To evaluate the independent risk associated with each of the variables, we utilized multivariate analysis. We identified the most likely predictive variables within each category by backward steps selection, with the variables with probabilistic value > 0.01 being eliminated from the model. The variables with predictive significance were combined and pre-established covariates were added, in the event of not having been considered in the model. These covariates have been included by virtue of the theoretical likelihood of their association with the prognosis, or by previous studies (2, 7, 15), or by being considered clinically important for the prediction of morbidity and mortality. In analyzing hospitalizations for heart failure and visits, a sandwich variant estimator was applied in the calculation of the 95% confidence intervals to account for multiple hospitalizations or visits by the same patient (24, 27).

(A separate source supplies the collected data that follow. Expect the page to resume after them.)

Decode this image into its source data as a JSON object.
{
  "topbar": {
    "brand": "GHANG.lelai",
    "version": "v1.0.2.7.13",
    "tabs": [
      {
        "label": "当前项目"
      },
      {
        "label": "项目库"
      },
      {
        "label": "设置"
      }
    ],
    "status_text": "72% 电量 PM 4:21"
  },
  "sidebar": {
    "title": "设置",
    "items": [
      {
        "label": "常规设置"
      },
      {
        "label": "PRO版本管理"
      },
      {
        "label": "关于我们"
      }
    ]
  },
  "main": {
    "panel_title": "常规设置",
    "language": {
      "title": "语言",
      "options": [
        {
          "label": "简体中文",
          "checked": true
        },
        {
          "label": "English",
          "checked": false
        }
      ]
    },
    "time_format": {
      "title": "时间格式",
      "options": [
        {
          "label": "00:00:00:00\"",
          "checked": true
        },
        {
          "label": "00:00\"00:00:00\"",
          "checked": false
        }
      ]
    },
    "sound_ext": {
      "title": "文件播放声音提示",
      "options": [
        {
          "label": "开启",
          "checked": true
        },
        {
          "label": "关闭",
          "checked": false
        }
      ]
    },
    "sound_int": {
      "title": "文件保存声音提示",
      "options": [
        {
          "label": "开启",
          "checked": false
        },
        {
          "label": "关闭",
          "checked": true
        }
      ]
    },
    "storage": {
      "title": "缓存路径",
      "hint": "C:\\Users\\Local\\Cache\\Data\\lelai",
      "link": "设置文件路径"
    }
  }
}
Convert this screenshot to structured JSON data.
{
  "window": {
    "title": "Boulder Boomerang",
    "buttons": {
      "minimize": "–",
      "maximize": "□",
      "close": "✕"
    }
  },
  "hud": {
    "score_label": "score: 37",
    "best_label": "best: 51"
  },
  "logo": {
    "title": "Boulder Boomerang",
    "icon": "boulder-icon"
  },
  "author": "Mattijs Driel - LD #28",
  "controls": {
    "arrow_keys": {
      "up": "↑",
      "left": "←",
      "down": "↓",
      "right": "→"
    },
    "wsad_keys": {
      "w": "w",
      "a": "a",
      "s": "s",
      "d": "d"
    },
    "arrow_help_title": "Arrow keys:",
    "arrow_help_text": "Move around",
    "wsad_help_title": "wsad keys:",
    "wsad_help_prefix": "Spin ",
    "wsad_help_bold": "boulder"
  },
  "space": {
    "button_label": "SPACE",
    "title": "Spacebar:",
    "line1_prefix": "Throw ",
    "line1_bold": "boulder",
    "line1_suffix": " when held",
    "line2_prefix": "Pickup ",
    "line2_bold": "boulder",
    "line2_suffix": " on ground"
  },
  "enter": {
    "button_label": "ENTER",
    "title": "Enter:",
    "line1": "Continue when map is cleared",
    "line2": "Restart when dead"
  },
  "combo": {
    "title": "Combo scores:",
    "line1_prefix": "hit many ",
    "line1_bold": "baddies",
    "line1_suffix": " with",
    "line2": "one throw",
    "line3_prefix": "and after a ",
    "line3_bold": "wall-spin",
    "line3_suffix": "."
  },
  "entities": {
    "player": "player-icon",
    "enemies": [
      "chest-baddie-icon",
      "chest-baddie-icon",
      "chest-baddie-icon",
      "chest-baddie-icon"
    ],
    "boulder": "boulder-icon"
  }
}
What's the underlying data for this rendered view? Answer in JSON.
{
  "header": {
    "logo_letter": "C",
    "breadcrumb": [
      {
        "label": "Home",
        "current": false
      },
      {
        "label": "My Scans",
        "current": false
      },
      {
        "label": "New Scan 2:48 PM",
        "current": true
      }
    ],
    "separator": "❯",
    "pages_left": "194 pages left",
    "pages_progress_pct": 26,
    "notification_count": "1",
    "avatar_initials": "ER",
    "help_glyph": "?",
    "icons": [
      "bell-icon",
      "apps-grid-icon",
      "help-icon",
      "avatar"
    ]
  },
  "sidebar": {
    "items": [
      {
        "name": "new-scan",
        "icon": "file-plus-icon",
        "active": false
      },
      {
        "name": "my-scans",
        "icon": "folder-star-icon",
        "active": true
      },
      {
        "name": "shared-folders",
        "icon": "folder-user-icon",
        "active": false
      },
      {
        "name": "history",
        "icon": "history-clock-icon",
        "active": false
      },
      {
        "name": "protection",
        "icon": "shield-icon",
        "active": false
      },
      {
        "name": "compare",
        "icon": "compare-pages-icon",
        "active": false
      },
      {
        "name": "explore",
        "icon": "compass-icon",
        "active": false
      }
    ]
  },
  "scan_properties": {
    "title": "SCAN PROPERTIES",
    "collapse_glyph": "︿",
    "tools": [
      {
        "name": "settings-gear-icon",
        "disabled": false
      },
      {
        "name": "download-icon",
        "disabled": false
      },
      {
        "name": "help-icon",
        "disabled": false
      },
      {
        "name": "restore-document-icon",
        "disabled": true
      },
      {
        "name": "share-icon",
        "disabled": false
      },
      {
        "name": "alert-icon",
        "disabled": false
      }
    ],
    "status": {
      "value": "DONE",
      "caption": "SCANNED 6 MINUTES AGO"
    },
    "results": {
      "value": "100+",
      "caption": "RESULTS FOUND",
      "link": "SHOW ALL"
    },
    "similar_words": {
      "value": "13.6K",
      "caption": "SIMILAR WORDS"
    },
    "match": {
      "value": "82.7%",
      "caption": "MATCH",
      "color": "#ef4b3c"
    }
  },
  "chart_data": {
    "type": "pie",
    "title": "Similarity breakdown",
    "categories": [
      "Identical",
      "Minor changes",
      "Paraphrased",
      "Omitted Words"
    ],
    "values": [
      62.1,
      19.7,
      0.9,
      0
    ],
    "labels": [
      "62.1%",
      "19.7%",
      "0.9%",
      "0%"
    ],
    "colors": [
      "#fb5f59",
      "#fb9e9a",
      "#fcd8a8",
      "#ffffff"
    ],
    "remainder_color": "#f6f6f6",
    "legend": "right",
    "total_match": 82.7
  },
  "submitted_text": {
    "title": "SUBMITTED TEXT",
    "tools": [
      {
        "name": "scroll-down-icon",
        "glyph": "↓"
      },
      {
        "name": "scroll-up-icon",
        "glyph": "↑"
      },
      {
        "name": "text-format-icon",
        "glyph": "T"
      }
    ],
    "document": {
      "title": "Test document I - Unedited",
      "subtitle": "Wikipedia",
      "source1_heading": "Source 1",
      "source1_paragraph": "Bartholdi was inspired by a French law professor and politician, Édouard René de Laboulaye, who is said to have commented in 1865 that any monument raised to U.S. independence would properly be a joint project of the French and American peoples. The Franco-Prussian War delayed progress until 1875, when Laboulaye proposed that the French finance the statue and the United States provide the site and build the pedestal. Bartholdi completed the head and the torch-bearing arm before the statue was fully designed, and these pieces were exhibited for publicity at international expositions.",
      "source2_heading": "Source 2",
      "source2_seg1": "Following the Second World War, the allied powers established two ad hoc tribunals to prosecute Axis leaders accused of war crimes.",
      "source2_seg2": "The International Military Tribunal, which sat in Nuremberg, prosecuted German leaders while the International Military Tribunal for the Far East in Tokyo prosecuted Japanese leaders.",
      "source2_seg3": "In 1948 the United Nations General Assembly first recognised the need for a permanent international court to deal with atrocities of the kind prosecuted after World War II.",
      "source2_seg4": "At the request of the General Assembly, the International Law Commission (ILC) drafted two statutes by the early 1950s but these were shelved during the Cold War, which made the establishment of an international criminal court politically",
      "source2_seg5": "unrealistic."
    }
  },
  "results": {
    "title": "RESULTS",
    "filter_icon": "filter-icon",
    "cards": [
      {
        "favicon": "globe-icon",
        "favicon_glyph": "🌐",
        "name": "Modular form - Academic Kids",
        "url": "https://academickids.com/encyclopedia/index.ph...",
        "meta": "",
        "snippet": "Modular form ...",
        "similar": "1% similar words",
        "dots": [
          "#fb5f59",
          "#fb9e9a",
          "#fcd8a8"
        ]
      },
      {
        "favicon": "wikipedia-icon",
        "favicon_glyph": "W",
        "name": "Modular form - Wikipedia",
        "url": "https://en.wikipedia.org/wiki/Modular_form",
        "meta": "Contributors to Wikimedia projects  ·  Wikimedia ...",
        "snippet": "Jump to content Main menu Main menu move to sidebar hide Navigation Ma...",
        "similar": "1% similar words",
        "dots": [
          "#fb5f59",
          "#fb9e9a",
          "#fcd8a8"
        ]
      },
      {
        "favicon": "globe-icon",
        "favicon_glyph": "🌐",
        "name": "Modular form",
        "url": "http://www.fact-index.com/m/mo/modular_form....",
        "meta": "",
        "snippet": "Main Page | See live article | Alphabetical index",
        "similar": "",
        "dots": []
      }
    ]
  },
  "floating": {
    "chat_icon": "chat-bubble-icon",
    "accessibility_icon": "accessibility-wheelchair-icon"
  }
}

Given that income varies overtime, and in order to avoid an optimistic estimation of the results on high income level, performing an analysis with intention to treat, we have considered that patients’ NAHIL at inclusion has been the same up to their death, independently of whether NAHIL changed during follow-up. A secondary analysis, incorporated time-varying estimates of high NAHIL and assigned exposure status at the time of an outcome event based on our high NAHIL-exposure algorithm. As comorbidity has been associated with SES, we performed stratified models on patients who, at the time of inclusion, did or did not present comorbidities (Tables 1 and 2 ).
Heterogeneity of effects in pre-specified subgroups was examined by testing for treatment-covariate interaction with the Cox proportional hazards regression model, using p < .05 (29).